What will you almost never hear from men in business? Don’t know? You’re close. I’ve seen very few men in business meetings ever say, “I don’t know.” Have you noticed that, too? I think it’s smart that men avoid admitting what they don’t know. I think more women should pay attention to how they respond when they don’t know the answer to a business question. There are ways to answer questions that you don’t know. Some ways are better than others. Here are some options to consider.
You’ve got a few choices when you don’t know the answer. First, don’t fall for the gotcha questions. Think of any reporter’s questions of a politician where the reporter knows the politician doesn’t have the answer. That’s a gotcha question. Not every question has the right to be asked. If you’re asked that type of question, you will probably sputter your answer going all over the place without giving a response. Instead, question your need to answer the question. You can say, “Why do you think I, in my position as marketing manager, need to know that?”

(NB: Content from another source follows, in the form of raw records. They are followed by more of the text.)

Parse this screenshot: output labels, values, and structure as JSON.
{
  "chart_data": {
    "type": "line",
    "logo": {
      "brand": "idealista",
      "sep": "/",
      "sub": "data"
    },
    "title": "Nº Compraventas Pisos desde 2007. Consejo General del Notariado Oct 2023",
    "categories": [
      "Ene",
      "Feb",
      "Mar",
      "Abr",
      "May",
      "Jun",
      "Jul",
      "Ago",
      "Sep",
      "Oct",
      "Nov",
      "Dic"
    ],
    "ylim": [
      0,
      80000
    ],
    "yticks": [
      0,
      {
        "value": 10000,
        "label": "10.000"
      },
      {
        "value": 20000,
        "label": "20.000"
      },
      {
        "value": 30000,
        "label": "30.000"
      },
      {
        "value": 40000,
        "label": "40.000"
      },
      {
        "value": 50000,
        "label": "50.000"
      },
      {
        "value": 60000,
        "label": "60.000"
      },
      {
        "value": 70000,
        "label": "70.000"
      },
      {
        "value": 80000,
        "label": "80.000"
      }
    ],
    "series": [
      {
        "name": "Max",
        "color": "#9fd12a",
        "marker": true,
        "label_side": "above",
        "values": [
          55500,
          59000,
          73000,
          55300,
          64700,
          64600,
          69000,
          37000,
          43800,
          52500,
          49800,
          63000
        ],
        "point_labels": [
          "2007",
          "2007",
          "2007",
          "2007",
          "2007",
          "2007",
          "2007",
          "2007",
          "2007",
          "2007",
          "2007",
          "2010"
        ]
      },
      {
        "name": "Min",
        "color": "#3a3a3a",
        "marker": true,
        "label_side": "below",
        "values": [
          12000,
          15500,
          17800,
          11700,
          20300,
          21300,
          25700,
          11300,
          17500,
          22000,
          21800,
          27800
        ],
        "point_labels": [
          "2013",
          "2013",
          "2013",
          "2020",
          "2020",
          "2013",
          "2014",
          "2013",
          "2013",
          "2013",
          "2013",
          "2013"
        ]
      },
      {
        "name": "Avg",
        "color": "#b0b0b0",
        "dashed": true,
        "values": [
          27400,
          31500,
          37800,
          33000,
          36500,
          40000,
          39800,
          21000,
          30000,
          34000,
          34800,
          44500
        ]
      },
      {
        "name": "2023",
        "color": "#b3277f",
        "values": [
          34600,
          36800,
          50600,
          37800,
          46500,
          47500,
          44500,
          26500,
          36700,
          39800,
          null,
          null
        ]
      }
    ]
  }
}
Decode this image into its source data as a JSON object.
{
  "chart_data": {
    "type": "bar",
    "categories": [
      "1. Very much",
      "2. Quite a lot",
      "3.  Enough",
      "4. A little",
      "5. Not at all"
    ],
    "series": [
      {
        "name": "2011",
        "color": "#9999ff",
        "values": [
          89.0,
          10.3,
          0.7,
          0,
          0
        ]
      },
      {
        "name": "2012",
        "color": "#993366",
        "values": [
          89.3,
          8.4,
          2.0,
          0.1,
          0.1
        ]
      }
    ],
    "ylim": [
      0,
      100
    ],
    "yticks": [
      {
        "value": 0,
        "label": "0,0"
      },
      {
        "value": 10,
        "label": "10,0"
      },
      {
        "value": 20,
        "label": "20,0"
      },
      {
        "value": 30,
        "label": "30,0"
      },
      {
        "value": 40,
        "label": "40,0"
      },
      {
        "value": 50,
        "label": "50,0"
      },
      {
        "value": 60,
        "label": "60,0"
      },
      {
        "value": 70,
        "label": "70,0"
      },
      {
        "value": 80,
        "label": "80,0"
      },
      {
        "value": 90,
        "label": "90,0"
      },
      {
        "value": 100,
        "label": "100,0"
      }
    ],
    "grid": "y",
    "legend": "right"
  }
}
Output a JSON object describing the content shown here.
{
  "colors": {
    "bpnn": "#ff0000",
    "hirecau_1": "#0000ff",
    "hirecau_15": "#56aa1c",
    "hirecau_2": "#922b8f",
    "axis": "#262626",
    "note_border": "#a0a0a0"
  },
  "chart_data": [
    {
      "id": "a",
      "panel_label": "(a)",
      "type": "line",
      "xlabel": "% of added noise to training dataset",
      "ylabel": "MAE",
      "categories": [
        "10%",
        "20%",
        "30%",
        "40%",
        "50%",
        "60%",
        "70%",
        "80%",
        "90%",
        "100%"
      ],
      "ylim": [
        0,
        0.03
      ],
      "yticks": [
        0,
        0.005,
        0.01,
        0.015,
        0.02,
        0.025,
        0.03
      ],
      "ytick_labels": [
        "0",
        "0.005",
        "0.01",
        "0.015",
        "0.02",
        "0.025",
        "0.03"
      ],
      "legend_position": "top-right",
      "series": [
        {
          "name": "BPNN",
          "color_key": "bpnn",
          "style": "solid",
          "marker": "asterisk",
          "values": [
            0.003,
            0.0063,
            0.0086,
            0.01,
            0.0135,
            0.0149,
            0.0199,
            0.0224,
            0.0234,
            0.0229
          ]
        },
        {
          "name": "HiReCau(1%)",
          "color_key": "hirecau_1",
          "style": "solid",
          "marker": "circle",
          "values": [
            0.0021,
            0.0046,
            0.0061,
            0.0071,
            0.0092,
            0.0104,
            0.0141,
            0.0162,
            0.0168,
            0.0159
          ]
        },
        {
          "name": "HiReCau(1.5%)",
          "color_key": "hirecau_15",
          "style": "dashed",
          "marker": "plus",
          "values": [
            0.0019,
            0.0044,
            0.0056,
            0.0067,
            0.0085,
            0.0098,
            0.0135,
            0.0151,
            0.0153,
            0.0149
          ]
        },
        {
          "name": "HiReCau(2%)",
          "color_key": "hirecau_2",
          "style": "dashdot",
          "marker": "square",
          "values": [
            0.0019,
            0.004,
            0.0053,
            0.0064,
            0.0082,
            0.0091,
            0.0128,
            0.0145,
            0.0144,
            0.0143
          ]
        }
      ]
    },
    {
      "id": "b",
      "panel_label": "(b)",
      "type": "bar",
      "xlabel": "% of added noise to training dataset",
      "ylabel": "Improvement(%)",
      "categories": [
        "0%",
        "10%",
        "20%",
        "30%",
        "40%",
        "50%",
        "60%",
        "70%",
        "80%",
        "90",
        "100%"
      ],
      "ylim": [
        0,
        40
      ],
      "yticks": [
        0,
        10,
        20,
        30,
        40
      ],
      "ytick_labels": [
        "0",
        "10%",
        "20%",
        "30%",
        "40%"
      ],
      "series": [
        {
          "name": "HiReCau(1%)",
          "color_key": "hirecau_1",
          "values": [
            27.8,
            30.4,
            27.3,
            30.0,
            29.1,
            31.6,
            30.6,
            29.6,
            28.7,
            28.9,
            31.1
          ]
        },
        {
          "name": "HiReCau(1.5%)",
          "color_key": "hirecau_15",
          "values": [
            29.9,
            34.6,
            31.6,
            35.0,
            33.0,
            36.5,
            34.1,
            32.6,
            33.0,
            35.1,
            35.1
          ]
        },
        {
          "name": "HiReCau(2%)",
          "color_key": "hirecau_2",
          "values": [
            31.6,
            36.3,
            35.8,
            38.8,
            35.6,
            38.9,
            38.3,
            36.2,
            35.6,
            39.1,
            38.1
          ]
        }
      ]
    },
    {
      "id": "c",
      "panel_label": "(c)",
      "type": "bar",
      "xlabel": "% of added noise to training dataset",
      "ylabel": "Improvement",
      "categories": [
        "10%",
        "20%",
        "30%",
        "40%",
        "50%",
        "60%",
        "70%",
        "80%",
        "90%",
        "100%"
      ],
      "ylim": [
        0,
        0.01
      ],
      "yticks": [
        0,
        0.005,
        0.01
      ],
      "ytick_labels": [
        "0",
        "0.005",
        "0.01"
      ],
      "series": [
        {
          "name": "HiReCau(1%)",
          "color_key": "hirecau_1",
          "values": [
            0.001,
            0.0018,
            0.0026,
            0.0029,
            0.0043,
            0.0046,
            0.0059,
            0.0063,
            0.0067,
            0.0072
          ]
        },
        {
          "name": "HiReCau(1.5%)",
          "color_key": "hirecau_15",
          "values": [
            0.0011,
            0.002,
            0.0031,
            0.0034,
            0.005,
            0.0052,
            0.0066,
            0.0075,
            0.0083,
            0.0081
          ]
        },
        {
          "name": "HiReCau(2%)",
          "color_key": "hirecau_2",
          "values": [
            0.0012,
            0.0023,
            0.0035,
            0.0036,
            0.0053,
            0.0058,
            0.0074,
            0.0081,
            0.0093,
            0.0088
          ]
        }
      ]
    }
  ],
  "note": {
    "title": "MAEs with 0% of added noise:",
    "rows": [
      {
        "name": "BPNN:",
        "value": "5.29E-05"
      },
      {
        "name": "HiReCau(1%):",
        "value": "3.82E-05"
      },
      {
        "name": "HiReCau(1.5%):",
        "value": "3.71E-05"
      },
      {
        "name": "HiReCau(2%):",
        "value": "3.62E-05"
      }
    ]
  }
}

Then there are some questions that should not be answered. Hypothetical questions get you in trouble because your job is not to answer questions that won’t occur. These are the questions that trip you up because they are filled with emotion. If you are asked, “What about the competition reducing prices and capturing our largest market shares? What would you do?” Instead of “I don’t know” you can question the emotions behind the question. Is there concern for a stronger competitor? Is there concern about a loss in market share? That’s what you need to be talking about, not what you would do in a hypothetical situation and especially if you don’t know.
You may not know the answer to hostile questions. When someone is in your face asking you a question with “hot” words in it, be careful. “How can that ridiculous proposal work?” is a hostile question that can hurt you both by not having the answer as well as accepting the hostility in the question. First, remove the hostility. The word “ridiculous” is unacceptable. So remove it when you respond. Then when you respond, choose to answer it differently. You don’t have to give particular information. You can talk about the answer in the future with general information. Politicians are masters of giving non-answers. My answer would be, “How can the proposal work? With the support of all the participants and our usual attention to detail, I’m sure the proposal will work.” Notice, the hostile word is removed.
I’ve always told my clients, never point out your own weaknesses to others in business. Saying “I don’t know” is something men intuitively understand that makes them look weak. When you don’t know the answer, at least you will know how to respond. That’s what I know.